Crowd Density Forecasting by Modeling Patch-based Dynamics (IEEE RA-L)

Ryo Yonetani
OMRON SINIC X
Published in
3 min readDec 21, 2020

We are excited to announce that our recent work on crowd density forecasting has been published in IEEE Robotics and Automation Letters!

Hiroaki Minoura, Ryo Yonetani, Mai Nishimura, and Yoshitaka Ushiku, “Crowd Density Forecasting by Modeling Patch-based Dynamics”, IEEE Robotics and Automation Letters, 2020 [IEEE Xplore] [YouTube]

This work has been done in collaboration with Hiroaki Minoura, an intern student from Machine Perception and Robotics Groups at Chubu University.

Background

Forecasting how people will move to control robots safely

Analyzing how people move in a physical environment is a fundamental task for various applications such as security and safe transportation. In the field of computer vision, researchers have actively been studying “trajectory forecasting”, a technique to predict how pedestrians will move based on their past trajectory in videos. Trajectory forecasting techniques could be useful for controlling mobile robots or autonomous vehicles while safely avoiding collisions with surrounding people, and will ultimately play a crucial role in the near future where people and robots live and work together.

From trajectory forecasting to crowd density forecasting

A typical approach to trajectory forecasting can be summarized as follows:

  1. Detect and track people in videos to generate their trajectory from the past to the present frames,
  2. Feed those trajectories to a forecasting model (e.g., LSTM) to predict future trajectories from the present to the future frames.

With this approach, much recent work has particularly focused on how people move while interacting with others nearby or how environmental factors, such as roads and buildings, affect people’s trajectories.
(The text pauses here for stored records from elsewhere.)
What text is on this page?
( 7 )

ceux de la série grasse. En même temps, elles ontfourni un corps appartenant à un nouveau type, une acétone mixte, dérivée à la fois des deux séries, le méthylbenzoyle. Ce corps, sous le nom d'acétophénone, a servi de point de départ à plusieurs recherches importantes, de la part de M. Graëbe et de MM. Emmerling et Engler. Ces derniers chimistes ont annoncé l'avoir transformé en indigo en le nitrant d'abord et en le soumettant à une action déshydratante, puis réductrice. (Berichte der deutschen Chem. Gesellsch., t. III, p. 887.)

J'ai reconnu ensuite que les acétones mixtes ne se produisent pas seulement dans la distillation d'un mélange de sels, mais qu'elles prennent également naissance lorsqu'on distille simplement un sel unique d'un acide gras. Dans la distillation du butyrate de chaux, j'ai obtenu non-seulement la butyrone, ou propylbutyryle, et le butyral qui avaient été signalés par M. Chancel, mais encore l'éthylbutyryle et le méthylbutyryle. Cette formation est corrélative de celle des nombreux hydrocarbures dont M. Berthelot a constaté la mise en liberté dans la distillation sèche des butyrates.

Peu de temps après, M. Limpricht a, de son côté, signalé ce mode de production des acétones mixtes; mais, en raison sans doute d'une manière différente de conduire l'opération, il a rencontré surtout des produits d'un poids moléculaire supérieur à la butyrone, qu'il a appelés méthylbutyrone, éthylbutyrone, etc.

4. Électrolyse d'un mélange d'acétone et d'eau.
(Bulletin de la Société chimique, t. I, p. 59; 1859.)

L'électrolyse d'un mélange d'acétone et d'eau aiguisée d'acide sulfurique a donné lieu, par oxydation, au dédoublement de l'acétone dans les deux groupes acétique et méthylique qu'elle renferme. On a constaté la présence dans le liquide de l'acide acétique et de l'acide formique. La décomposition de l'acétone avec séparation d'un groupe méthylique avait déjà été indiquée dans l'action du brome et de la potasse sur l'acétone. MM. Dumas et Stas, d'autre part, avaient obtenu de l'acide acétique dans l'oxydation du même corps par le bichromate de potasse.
Importantly, these works require people detection and tracking to be accurate and stable. We argue that this requirement however prevents us from applying the existing trajectory forecasting methods to a crowded environment where people are often heavily occluding each other in videos.

Crowd density forecasting. From the crowd density maps extracted from past to present frames, we predict where will be crowded in the subsequent frames.
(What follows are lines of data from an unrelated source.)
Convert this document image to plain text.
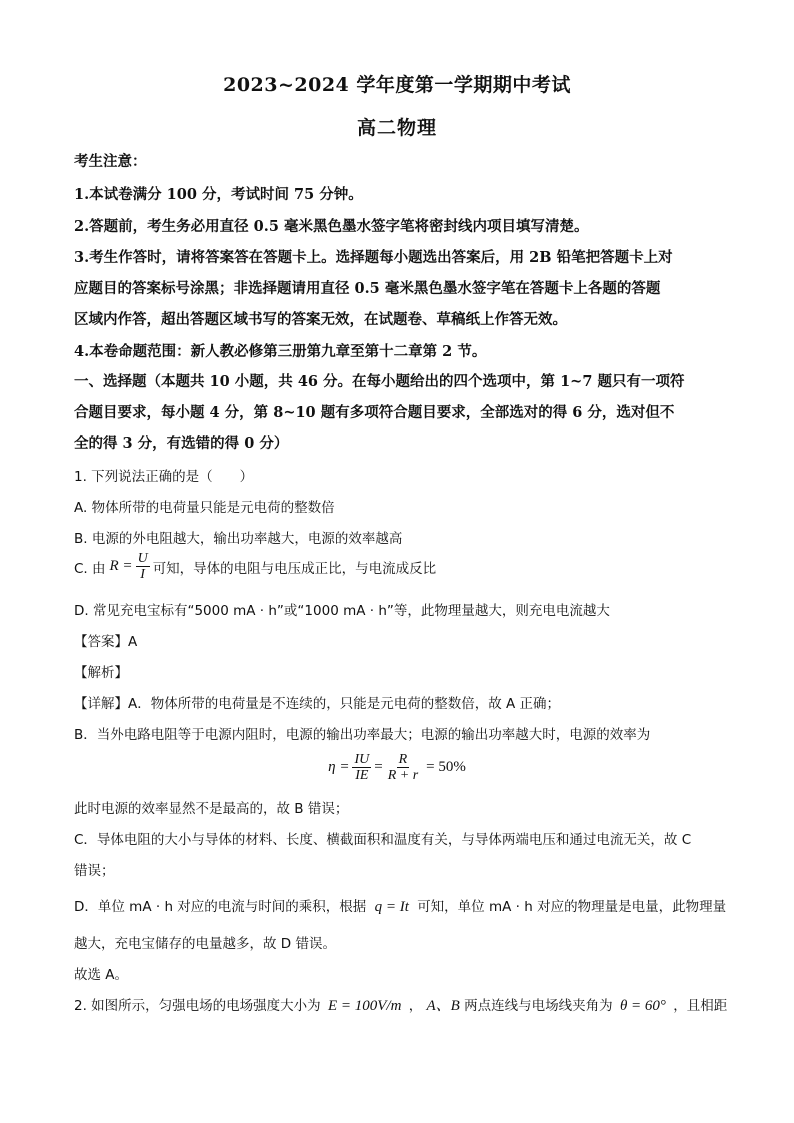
2023~2024 学年度第一学期期中考试
高二物理
考生注意：
1.本试卷满分 100 分，考试时间 75 分钟。
2.答题前，考生务必用直径 0.5 毫米黑色墨水签字笔将密封线内项目填写清楚。
3.考生作答时，请将答案答在答题卡上。选择题每小题选出答案后，用 2B 铅笔把答题卡上对
应题目的答案标号涂黑；非选择题请用直径 0.5 毫米黑色墨水签字笔在答题卡上各题的答题
区域内作答，超出答题区域书写的答案无效，在试题卷、草稿纸上作答无效。
4.本卷命题范围：新人教必修第三册第九章至第十二章第 2 节。
一、选择题（本题共 10 小题，共 46 分。在每小题给出的四个选项中，第 1~7 题只有一项符
合题目要求，每小题 4 分，第 8~10 题有多项符合题目要求，全部选对的得 6 分，选对但不
全的得 3 分，有选错的得 0 分）
1. 下列说法正确的是（　　）
A. 物体所带的电荷量只能是元电荷的整数倍
B. 电源的外电阻越大，输出功率越大，电源的效率越高
C. 由 $R = \frac{U}{I}$ 可知，导体的电阻与电压成正比，与电流成反比
D. 常见充电宝标有“5000 mA · h”或“1000 mA · h”等，此物理量越大，则充电电流越大
【答案】A
【解析】
【详解】A．物体所带的电荷量是不连续的，只能是元电荷的整数倍，故 A 正确；
B．当外电路电阻等于电源内阻时，电源的输出功率最大；电源的输出功率越大时，电源的效率为
$\eta = \frac{IU}{IE} = \frac{R}{R + r} = 50\%$
此时电源的效率显然不是最高的，故 B 错误；
C．导体电阻的大小与导体的材料、长度、横截面积和温度有关，与导体两端电压和通过电流无关，故 C
错误；
D．单位 mA · h 对应的电流与时间的乘积，根据 q = It 可知，单位 mA · h 对应的物理量是电量，此物理量
越大，充电宝储存的电量越多，故 D 错误。
故选 A。
2. 如图所示，匀强电场的电场强度大小为 E = 100V/m ， A、B 两点连线与电场线夹角为 θ = 60° ，且相距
So we address a different problem: forecasting where will be crowded, rather than locations of every single person, in future video frames. In fact, accurate locational information is not necessarily required for applications, e.g., mobile robot navigation by forecasting future free spaces. As shown in the figure above, we train a spatio-temporal convolutional neural network receiving a history of crowd density maps extracted from the past to the present frames, in order to predict the subsequent maps for future frames. Doing so allows us to forecast future crowded regions while bypassing accurate pedestrian detection and tracking.

Proposed network architecture. Please refer to the paper for more details.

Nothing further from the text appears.